The gdb extension uses the compiler logs as a kind of poor man's debug info. These should be available in a file with the same name as the binary you're debugging, but with .dbginfo suffix added. So if you have a file named foo.f you can compile it by:

./sf <foo.f 2>a.out.dbginfo

This will produce a file named a.out which is the executable, and a file named a.out.dbginfo containing compiler logs/debug info. Now you can run gdb by running gdb a.out.
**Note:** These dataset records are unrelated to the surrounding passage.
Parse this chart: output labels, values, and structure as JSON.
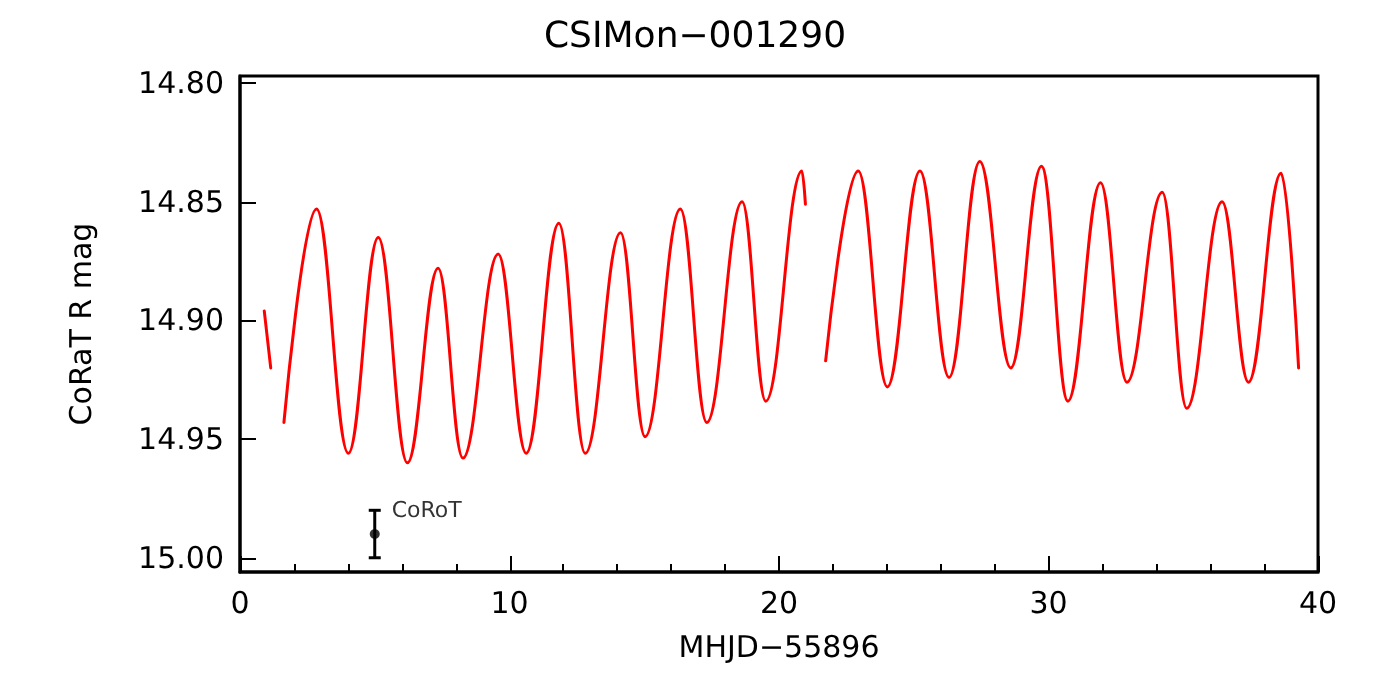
{
  "chart_data": {
    "type": "line",
    "title": "CSIMon−001290",
    "xlabel": "MHJD−55896",
    "ylabel": "CoRaT R mag",
    "xlim": [
      0,
      40
    ],
    "xticks": [
      0,
      10,
      20,
      30,
      40
    ],
    "ylim": [
      15.006,
      14.797
    ],
    "yticks": [
      {
        "value": 14.8,
        "label": "14.80"
      },
      {
        "value": 14.85,
        "label": "14.85"
      },
      {
        "value": 14.9,
        "label": "14.90"
      },
      {
        "value": 14.95,
        "label": "14.95"
      },
      {
        "value": 15.0,
        "label": "15.00"
      }
    ],
    "grid": false,
    "legend": false,
    "marker": "none",
    "line_style": "solid",
    "series": [
      {
        "color": "#ff0000",
        "x": [
          0.9,
          1.14,
          1.4,
          1.63,
          2.84,
          4.02,
          5.13,
          6.21,
          7.35,
          8.27,
          9.58,
          10.62,
          11.83,
          12.81,
          14.12,
          15.03,
          16.34,
          17.32,
          18.63,
          19.51,
          20.85,
          20.98,
          21.4,
          21.73,
          22.94,
          24.02,
          25.23,
          26.31,
          27.45,
          28.6,
          29.74,
          30.72,
          31.93,
          32.91,
          34.22,
          35.13,
          36.44,
          37.42,
          38.63,
          39.28
        ],
        "values": [
          14.896,
          14.92,
          null,
          14.943,
          14.853,
          14.956,
          14.865,
          14.96,
          14.878,
          14.958,
          14.872,
          14.956,
          14.859,
          14.956,
          14.863,
          14.949,
          14.853,
          14.943,
          14.85,
          14.934,
          14.837,
          14.851,
          null,
          14.917,
          14.837,
          14.928,
          14.837,
          14.924,
          14.833,
          14.92,
          14.835,
          14.934,
          14.842,
          14.926,
          14.846,
          14.937,
          14.85,
          14.926,
          14.838,
          14.92
        ]
      },
      {
        "type": "scatter",
        "name": "CoRoT",
        "color": "#000000",
        "marker": "circle",
        "x": [
          5
        ],
        "values": [
          14.99
        ],
        "errors": [
          0.01
        ]
      }
    ]
  }
}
After launching gdb, assuming the gdb extension is loaded, you can start debugging by running the sf-start command. You must use this command before any other commands. This will load the debug info. If debug info is not found, you will see an error, otherwise the code is run until the beginning of the main word. You can then use any of the following commands:

  • sf-step: Similar to gdb's step command but for starforth words.
  • sf-next: Similar to gdb's next command but for starforth words.
  • sf-vars: If no argument is passed, the list of program variables is printed. If a variable name is passed, the value of the variable is printed.
  • sf-status: Prints the values on the two stacks. This is automatically run after sf-step and sf-next.
  • sf-bt: Prints the current backtrace. Each line is in the form [n] === {current-definition} === {current-word}, where n is the frame number, current-definition is the name of the word definition we're currently inside, while current-word is the word we're about the run in the next step.

The following commands only work properly when debugging the compiler's own binaries:

  • sf-cvars: Print compiler variables with their values.
  • sf-print-dict: Print the contents of compiler's dictionary.

#License

The full source code is provided under the GPL v3 license. A copy of the license text is included in the repository.